The discriminated union binds. data lives inside the success shape and nowhere else, so the inconsistent combinations have no representation at all. That principle has a name worth carrying around: make illegal states unrepresentable. Don’t write runtime checks that the data agrees with the state — build a type in which disagreeing data can’t be constructed in the first place. The checks you delete are the bugs you’ll never file.

It’s not just for fetch state

Anytime something moves through a fixed sequence of stages, the stages are your variants and the discriminant is the current stage. A checkout flow:

type Checkout =
  | { step: "cart"; items: Item[] }
  | { step: "shipping"; items: Item[]; address: Address }
  | { step: "payment"; items: Item[]; address: Address; method: PaymentMethod }
  | { step: "confirmed"; orderId: string };

Each step carries only what it has by then — there’s no address until shipping, no orderId until it’s confirmed — so reading a field before it exists isn’t a precaution you take, it’s a line that won’t compile. And transitions become functions from one shape to the next:

const toShipping = (
  s: Extract<Checkout, { step: "cart" }>,
  address: Address
): Checkout => ({ step: "shipping", items: s.items, address });

The transition’s type says which state it starts from. Trying to collect payment before there’s an address isn’t a bug you defend against with an if — it’s a function call that doesn’t typecheck.

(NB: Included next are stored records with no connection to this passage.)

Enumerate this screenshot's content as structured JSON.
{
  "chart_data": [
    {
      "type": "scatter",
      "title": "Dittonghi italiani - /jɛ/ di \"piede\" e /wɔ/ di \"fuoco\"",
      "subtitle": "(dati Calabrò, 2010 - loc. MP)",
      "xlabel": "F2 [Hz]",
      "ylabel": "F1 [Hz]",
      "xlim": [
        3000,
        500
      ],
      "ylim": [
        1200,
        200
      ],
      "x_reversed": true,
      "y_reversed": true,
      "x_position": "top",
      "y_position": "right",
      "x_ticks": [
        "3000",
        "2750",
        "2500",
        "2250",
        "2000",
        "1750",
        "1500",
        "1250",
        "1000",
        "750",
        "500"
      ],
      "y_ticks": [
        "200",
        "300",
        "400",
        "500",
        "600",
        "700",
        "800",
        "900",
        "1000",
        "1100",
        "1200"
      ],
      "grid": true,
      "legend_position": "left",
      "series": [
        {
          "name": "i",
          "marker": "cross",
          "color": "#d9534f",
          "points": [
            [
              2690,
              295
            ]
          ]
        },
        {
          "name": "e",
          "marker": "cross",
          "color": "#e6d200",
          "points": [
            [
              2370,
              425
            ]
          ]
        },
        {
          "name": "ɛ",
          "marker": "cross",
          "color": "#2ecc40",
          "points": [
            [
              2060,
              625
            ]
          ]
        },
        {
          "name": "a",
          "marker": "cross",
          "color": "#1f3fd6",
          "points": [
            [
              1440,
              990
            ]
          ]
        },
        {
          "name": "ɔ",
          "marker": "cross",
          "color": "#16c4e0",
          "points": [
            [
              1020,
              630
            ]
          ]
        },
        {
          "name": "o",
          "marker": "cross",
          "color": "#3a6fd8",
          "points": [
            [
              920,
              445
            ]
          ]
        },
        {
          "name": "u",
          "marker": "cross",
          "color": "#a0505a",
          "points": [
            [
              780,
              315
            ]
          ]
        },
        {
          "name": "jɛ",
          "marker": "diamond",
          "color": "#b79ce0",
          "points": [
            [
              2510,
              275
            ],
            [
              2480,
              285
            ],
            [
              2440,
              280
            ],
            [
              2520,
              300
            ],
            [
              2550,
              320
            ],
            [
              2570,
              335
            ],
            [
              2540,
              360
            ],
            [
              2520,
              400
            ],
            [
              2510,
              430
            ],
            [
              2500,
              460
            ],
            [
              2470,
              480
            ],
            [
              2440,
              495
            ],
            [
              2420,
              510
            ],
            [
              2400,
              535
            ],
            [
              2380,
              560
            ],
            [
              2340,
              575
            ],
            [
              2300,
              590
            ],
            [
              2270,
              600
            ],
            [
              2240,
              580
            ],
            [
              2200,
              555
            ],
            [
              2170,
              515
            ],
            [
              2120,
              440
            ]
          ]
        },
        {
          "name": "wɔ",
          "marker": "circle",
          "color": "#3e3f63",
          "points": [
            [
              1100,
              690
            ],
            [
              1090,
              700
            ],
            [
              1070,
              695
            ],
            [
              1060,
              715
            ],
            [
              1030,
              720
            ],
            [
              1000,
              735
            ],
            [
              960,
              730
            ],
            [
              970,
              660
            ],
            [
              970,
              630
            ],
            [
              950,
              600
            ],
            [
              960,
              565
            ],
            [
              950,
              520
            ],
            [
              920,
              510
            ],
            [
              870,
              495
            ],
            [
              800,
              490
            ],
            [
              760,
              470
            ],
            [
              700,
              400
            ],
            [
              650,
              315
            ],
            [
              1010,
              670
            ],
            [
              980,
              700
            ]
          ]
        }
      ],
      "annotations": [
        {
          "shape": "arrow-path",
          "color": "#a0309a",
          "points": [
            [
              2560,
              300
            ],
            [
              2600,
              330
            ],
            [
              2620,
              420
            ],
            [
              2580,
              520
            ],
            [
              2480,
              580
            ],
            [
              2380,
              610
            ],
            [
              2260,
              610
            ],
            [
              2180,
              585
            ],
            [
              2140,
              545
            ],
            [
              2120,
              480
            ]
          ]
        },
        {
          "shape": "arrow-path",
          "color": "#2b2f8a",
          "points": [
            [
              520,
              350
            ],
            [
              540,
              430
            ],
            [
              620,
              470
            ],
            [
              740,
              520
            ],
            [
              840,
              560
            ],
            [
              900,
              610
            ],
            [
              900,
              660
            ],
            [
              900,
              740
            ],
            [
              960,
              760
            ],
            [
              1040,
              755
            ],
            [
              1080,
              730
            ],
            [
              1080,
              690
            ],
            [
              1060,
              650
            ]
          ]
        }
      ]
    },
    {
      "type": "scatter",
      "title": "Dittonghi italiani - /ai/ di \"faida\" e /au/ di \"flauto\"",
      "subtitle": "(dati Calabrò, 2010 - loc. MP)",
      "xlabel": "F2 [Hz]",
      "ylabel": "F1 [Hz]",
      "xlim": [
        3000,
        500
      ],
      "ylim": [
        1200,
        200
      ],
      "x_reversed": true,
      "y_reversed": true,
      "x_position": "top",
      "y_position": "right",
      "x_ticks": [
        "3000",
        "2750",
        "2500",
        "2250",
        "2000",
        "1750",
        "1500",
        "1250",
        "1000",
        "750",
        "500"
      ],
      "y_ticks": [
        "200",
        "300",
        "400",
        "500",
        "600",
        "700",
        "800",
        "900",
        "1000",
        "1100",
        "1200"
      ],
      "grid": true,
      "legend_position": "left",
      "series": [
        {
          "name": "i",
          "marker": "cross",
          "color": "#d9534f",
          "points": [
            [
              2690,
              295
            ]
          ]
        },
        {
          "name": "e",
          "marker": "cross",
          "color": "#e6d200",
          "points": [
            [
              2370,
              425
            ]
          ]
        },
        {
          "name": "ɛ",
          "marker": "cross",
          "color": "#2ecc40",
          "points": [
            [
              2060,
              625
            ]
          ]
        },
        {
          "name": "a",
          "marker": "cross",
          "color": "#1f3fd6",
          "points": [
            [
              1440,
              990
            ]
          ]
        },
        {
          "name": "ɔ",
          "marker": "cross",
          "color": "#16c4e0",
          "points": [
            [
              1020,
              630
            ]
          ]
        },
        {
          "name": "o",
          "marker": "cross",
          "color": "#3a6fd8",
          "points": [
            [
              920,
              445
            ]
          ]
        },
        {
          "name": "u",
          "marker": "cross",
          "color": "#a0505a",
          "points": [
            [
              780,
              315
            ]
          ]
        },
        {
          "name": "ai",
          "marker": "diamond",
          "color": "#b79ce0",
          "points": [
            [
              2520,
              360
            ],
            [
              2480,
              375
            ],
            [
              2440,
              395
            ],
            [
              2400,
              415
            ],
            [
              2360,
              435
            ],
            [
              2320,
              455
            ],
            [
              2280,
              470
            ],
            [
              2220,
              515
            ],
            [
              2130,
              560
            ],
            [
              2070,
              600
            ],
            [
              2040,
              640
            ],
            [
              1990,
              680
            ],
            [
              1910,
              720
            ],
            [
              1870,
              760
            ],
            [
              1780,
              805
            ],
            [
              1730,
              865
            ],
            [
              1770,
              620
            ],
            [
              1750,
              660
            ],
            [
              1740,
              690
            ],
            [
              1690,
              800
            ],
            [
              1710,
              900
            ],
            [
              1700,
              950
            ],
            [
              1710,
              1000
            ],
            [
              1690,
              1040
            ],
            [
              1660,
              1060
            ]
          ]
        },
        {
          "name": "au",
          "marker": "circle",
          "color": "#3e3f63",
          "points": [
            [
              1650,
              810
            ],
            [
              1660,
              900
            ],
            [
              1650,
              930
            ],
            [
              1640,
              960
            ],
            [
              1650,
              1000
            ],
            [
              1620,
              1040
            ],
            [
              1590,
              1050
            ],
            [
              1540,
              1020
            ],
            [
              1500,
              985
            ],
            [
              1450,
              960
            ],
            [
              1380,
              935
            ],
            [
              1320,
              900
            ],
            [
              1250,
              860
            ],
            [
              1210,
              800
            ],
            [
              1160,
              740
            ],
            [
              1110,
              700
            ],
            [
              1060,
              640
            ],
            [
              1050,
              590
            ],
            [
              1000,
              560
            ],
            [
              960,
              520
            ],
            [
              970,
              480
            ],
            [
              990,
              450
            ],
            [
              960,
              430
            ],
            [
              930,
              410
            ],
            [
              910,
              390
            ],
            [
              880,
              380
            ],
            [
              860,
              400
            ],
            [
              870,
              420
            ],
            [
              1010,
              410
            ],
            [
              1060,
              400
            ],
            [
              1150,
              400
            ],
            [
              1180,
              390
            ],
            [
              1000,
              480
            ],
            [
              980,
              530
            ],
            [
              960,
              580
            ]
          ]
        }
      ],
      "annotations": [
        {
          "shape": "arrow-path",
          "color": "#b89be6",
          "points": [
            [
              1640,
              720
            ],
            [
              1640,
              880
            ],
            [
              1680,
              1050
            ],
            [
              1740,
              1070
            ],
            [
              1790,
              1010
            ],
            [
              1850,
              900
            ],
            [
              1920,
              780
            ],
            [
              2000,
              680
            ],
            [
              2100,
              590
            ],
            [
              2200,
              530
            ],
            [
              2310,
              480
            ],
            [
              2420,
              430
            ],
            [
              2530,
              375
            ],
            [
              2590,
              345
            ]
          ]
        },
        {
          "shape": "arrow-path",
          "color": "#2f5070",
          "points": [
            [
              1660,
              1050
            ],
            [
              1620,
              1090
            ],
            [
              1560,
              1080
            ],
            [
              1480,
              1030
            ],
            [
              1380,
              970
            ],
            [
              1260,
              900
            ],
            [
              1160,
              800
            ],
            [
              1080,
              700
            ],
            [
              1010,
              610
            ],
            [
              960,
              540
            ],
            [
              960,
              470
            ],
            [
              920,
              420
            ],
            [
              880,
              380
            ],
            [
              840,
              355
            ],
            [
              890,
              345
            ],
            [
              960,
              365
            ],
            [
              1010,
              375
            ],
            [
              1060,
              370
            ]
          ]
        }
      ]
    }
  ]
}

One honest ceiling: when variants nest unions of their own, or you need to match on two discriminants at once, a plain switch gets unwieldy, and there’s a deeper world of nested and recursive unions plus real pattern-matching beyond it. That’s a bigger topic than this primer — just know the room keeps going up from the floor we’re laying here.

Where it’s not worth it

A discriminated union earns its keep when a value has several states with genuinely different shapes and some combinations are illegal. That’s a lot of your state — but it isn’t everything. A plain record like { id: string; name: string; email: string } has no illegal states to rule out; wrapping it in a single-variant union is ceremony with no payoff. And the honest cost: variants repeat their shared fields, which gets verbose, so lift the common part into a base type and intersect it back in —

type Base = { items: Item[] };
type Cart = Base & { step: "cart" };
type Shipping = Base & { step: "shipping"; address: Address };

— and reach for the union where the states differ, not as a reflex on every type you declare.

The one thing the compiler can’t do for you

The discriminant is your only runtime trace of which shape you’re holding. Types vanish when the code runs; the string "success" sitting in the status field is what actually survives. So a discriminated union is exactly as trustworthy as the data carrying it — which means when a value comes from somewhere you don’t control (a JSON response, localStorage, a form submission), you have to genuinely parse it into the union at the boundary, not just assert that it probably matches. That’s a discipline of its own, for another day. But once a value is safely one of a fixed set of honest shapes, an entire category of “wait — how did it get into this state?” bug simply stops existing.

Three booleans promised you four states and quietly handed you eight. A discriminated union gives you back exactly the ones that are real — a value that can only ever be one honest thing at a time.